# Wild Rice Soup



## FraidKnot (Sep 28, 2006)

While on the road with my SO, John, who is a freelance artist, we found ourselves in Minnesota for an art show.  It's not the first time we've been there, mind you, but we ate at a place that served a great wild rice soup which we had a starter.  I've made this before but I cheated and used Uncle Ben's mix.  This is *real* wild rice soup:

Wild Rice Soup

1/4 c. butter
1/4 c. raw wild rice
1/2 c. slivered almonds
1/2 c. diced onions
1/2 c. diced celery
1/2 c. grated carrots
4-1/2 c. chicken or vegetable stock
1/2 tsp. pepper
1 tsp. salt
1 Tbs. chopped fresh parsley
3-4 tsp. cornstarch
2 c. whipping cream

In a deep saucepan, cook the wild rice and almonds in butter for a minute, then add the onion, celery and carrots and saute for 2-3 minutes or until the onion is translucent. Add the stock. Season with salt & pepper.  Cover and simmer the soup for 1-1/2 hours. Make a slurry with the cornstarch and 1 cup of the whipping cream and gradually stir this into the hot soup to thicken. Stir in the remaining cream and heat through. Top with chopped fresh parsley and serve.

Fraidy


----------



## candelbc (Sep 28, 2006)

I LOVE Wild Rice Soup.. Just can't go wrong.. Thanks for posting the recipe. 

-Brad


----------



## Alix (Mar 21, 2009)

Hey, I've never had this, it sounds really good.
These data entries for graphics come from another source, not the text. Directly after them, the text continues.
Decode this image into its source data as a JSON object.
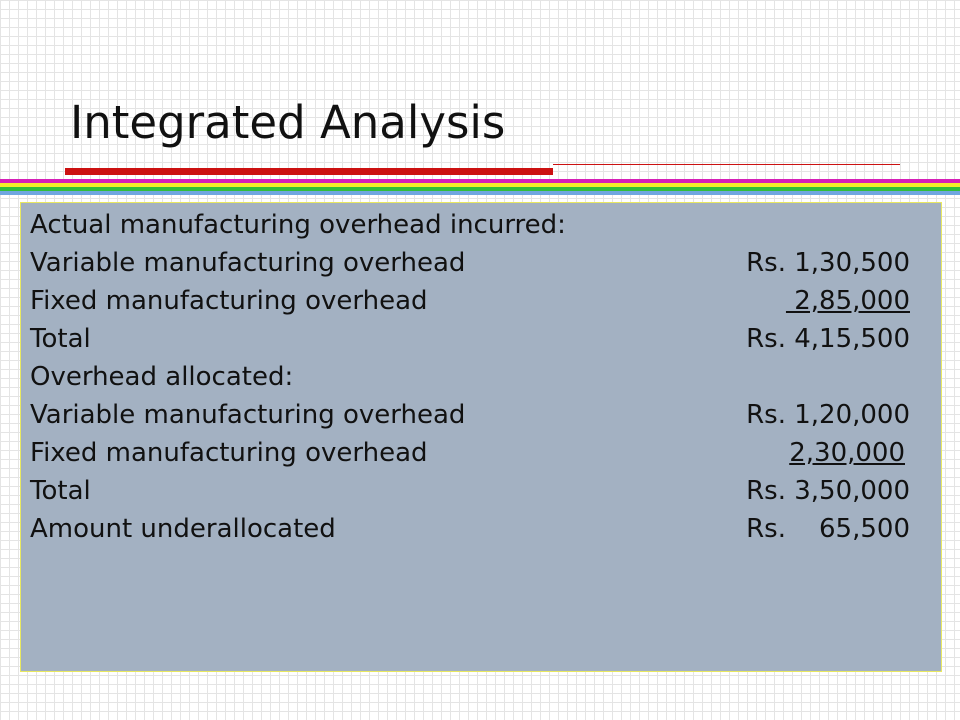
{
  "header": {
    "title": "Integrated Analysis"
  },
  "rows": [
    {
      "label": "Actual manufacturing overhead incurred:"
    },
    {
      "label": "Variable manufacturing overhead",
      "amount": "Rs. 1,30,500"
    },
    {
      "label": "Fixed manufacturing overhead",
      "amount": " 2,85,000"
    },
    {
      "label": "Total",
      "amount": "Rs. 4,15,500"
    },
    {
      "label": "Overhead allocated:"
    },
    {
      "label": "Variable manufacturing overhead",
      "amount": "Rs. 1,20,000"
    },
    {
      "label": "Fixed manufacturing overhead",
      "amount": "2,30,000"
    },
    {
      "label": "Total",
      "amount": "Rs. 3,50,000"
    },
    {
      "label": "Amount underallocated",
      "amount": "Rs.    65,500"
    }
  ]
}
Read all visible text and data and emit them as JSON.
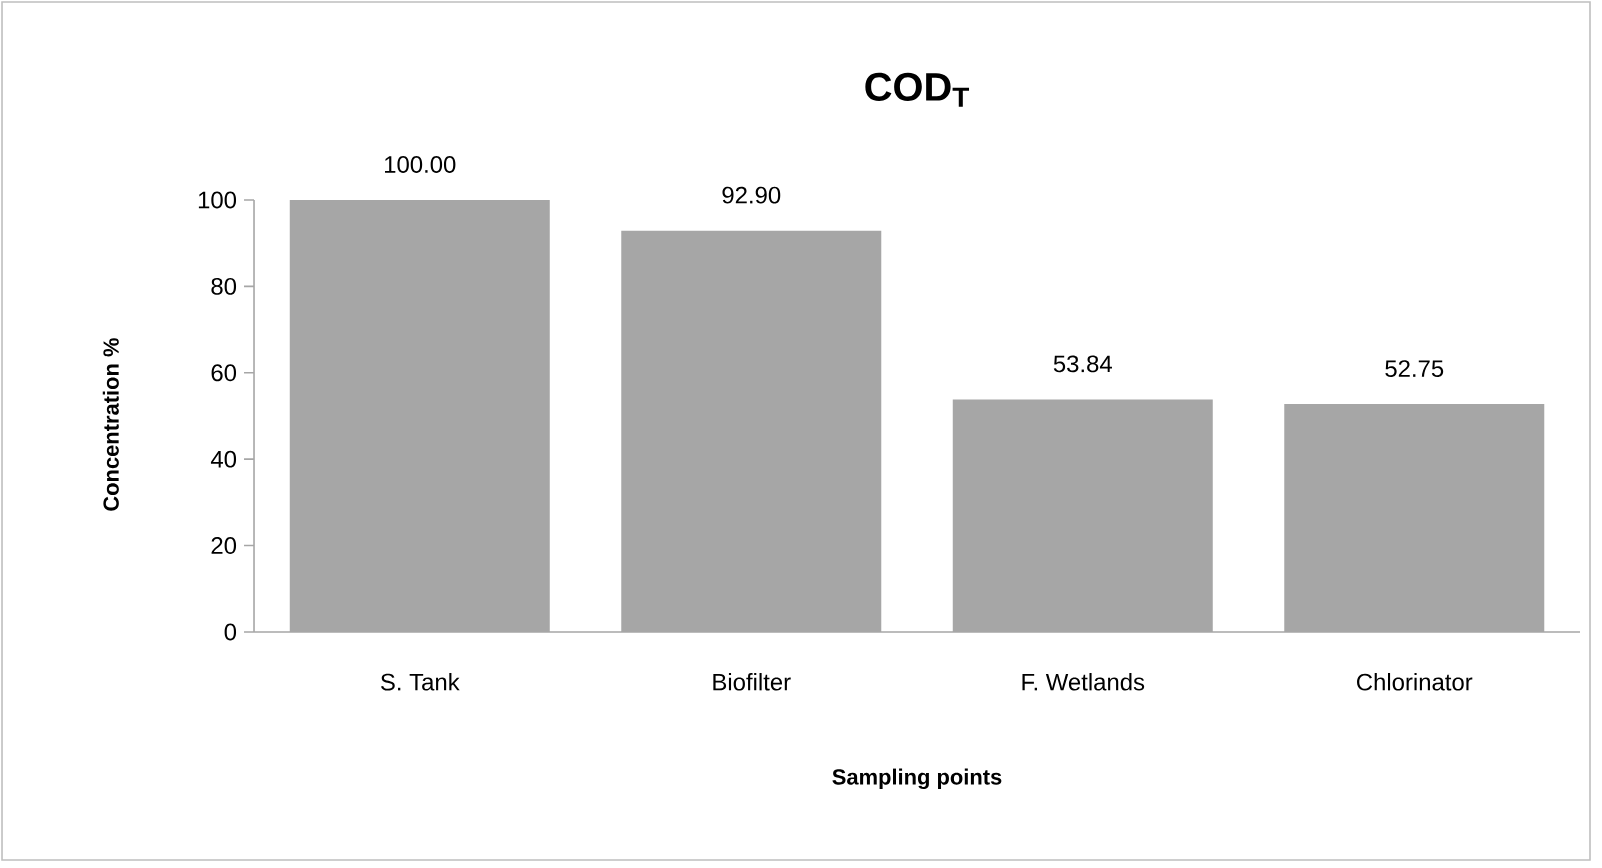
{
  "chart_data": {
    "type": "bar",
    "title": "COD$_{T}$",
    "xlabel": "Sampling points",
    "ylabel": "Concentration %",
    "categories": [
      "S. Tank",
      "Biofilter",
      "F. Wetlands",
      "Chlorinator"
    ],
    "values": [
      100.0,
      92.9,
      53.84,
      52.75
    ],
    "value_labels": [
      "100.00",
      "92.90",
      "53.84",
      "52.75"
    ],
    "color": "#a6a6a6",
    "ylim": [
      0,
      100
    ],
    "yticks": [
      0,
      20,
      40,
      60,
      80,
      100
    ],
    "grid": false
  }
}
Anyone here try it?


----------



## Wyogal (Mar 21, 2009)

I usually cook my wild rice separately, strain the black water off, then add it to a cream of chicken soup (kind of like what you have).


----------



## Katie H (Mar 21, 2009)

I have at least a half dozen recipes for wild rice soup...all delicious and all different.  I love wild rice soup.


----------